CTC update portal screenshot 030822

The GetCTC page tells individuals looking to access the tool there informs visitors that, “You can claim your CTC when you file taxes in 2022.”

The IRS says the Child Tax Credit portal suspension is temporary. After we get through Tax Day on April 18, it will be restored. The GetCTC page says that likely will be in May, and offers an option to sign up for email or text updates on the tool.

Looking to ease tax chaos: Officials say the short-term disabling of the portal, which actually came at the request of the White House, is necessary to ensure that the IRS can effectively process the millions of incoming 2021 tax year returns.

There was concern that taxpayers who are required to file a Form 1040 would use the non-filer portal instead.

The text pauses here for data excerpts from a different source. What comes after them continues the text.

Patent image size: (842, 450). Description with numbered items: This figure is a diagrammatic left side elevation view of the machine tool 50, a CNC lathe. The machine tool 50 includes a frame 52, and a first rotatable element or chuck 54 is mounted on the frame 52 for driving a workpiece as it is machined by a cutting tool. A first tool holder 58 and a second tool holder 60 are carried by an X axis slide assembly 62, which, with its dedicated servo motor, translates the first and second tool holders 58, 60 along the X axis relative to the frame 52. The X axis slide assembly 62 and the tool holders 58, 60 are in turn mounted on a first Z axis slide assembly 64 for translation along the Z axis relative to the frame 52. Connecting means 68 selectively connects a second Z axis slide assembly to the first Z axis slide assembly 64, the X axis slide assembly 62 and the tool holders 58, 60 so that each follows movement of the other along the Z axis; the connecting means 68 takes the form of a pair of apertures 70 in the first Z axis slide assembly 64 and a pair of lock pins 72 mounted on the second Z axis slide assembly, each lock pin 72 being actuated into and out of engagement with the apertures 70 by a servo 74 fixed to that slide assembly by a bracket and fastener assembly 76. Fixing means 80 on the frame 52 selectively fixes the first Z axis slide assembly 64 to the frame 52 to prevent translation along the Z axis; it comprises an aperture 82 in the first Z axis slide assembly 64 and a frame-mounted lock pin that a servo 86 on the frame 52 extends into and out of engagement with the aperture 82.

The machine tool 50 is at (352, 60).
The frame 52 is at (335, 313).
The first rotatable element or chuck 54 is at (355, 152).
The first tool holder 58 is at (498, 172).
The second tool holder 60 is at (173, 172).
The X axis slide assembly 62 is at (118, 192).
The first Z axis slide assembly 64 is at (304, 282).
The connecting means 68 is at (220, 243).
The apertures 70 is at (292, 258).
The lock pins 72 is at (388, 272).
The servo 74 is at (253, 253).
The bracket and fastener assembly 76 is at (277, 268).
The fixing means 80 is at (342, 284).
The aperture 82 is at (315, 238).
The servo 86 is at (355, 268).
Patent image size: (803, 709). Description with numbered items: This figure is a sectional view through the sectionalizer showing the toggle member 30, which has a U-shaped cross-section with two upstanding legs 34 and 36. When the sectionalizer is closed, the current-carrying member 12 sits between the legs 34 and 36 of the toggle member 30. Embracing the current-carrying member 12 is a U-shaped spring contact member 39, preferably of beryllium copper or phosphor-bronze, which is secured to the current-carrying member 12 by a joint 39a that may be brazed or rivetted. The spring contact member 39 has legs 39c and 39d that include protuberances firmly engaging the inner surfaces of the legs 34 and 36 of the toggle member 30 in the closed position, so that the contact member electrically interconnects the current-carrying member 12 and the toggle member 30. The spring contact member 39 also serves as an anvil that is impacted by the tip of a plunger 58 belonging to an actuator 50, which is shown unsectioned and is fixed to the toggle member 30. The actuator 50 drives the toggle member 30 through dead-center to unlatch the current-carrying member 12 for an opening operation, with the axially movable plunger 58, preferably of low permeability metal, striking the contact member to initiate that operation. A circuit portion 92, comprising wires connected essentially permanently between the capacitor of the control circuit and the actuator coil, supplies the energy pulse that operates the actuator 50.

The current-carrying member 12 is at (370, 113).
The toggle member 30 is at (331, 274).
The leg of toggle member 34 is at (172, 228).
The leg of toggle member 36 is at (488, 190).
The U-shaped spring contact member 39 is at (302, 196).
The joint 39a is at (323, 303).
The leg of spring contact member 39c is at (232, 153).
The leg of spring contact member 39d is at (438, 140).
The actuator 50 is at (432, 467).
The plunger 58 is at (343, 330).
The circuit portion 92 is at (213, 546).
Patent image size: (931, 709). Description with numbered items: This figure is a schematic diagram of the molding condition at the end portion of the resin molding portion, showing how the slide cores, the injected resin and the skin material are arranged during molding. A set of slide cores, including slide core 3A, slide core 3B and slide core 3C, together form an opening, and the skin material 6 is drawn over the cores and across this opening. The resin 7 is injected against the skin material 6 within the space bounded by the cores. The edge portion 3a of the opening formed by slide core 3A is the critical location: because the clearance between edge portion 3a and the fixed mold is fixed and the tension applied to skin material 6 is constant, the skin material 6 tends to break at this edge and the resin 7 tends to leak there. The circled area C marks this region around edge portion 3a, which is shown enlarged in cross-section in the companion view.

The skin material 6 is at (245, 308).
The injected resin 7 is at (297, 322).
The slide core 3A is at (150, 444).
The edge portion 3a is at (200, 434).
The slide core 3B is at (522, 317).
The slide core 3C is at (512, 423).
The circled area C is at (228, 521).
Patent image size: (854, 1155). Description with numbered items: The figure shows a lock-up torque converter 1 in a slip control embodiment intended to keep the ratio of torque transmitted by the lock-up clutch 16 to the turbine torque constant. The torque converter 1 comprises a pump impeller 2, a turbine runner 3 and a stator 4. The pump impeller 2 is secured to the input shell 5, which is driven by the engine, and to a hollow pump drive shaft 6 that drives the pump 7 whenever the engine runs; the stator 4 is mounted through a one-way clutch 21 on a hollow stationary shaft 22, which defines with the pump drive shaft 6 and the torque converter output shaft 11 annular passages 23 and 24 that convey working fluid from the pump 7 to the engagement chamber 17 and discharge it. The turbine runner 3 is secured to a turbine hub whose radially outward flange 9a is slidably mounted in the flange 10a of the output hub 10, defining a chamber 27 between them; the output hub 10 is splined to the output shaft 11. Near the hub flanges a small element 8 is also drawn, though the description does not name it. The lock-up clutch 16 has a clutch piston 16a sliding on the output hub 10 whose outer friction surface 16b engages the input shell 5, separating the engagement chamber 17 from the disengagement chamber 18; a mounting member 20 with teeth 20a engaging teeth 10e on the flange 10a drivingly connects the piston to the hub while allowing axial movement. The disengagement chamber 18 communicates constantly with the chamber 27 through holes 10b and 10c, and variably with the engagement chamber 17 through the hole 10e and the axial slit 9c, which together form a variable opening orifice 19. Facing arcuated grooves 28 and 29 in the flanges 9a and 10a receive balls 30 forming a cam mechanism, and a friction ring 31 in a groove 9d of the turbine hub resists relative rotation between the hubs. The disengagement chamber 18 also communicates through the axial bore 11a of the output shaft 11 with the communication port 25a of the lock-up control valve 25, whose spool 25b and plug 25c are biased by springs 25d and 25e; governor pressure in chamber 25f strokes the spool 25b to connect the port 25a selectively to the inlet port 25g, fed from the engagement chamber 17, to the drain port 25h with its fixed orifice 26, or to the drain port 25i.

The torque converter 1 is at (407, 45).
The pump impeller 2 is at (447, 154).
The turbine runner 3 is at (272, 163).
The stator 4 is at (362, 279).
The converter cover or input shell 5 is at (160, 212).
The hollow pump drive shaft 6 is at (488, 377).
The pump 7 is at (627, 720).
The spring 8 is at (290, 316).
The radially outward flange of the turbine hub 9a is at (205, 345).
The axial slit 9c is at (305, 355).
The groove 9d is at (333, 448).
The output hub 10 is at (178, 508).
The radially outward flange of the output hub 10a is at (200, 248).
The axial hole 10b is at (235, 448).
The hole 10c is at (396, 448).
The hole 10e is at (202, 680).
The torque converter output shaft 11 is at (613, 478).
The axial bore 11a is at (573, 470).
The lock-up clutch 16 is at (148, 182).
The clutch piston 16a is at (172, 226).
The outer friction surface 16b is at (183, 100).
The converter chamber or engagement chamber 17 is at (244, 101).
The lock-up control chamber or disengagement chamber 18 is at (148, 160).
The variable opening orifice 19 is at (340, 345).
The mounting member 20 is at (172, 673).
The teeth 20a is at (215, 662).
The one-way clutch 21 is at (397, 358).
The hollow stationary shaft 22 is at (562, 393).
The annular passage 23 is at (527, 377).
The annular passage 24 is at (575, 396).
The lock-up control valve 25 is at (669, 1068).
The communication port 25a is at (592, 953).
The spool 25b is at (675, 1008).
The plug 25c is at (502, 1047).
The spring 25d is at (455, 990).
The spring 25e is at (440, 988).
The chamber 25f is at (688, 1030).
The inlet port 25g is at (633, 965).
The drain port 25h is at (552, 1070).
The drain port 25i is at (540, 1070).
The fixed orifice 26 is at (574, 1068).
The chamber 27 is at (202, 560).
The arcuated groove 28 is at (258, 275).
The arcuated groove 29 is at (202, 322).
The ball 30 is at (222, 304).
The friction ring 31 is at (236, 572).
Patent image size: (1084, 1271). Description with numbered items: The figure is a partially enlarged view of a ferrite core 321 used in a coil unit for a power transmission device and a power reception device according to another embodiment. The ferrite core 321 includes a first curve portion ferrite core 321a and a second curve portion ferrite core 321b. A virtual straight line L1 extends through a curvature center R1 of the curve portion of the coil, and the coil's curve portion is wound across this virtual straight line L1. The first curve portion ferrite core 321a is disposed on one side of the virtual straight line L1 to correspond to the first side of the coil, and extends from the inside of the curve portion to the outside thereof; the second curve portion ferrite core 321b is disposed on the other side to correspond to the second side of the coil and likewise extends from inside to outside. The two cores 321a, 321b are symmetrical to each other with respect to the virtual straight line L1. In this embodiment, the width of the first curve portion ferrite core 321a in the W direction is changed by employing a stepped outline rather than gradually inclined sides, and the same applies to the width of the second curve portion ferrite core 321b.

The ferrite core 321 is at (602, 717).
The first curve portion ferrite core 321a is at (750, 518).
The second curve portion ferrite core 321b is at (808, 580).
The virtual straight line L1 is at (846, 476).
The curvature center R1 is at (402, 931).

That, they say would create chaos. (Insert your own IRS pandemonium joke here.)

Such mistaken use already was seen last year, with taxpayers required to file using the non-filer portal. But, since that happened after the main 2021 filing season ended, “those mistakes were kind of no harm, no foul,” Gene Sperling, a senior adviser to President Joe Biden, told Politico.

“But if that happened at the beginning of the filing season this year, these families would get through the Child Tax Credit portal and then when they try to do their normal tax filings, they would look like they were trying to file their taxes twice,” said Sperling. “That could lock them out of any benefits for months while the IRS tries to sort out their situation.”

Now, taxpayers much file a 2021 return to get the rest of their Child Tax Credit, even if they have any other tax obligations. One way to do so is to use the services of Volunteer Income Tax Assistance (VITA) and Tax Counseling for the Elderly (TCE) sites across the country. You can read more about this free tax prep and filing help at my post about how VITA and TCE volunteers are back, helping taxpayers prepare and file returns for free.

“Once the normal tax season is over, we will again do an all-out push to get those remaining low-income parents and grandparents who haven’t filed to do so through this simplified process,” he said.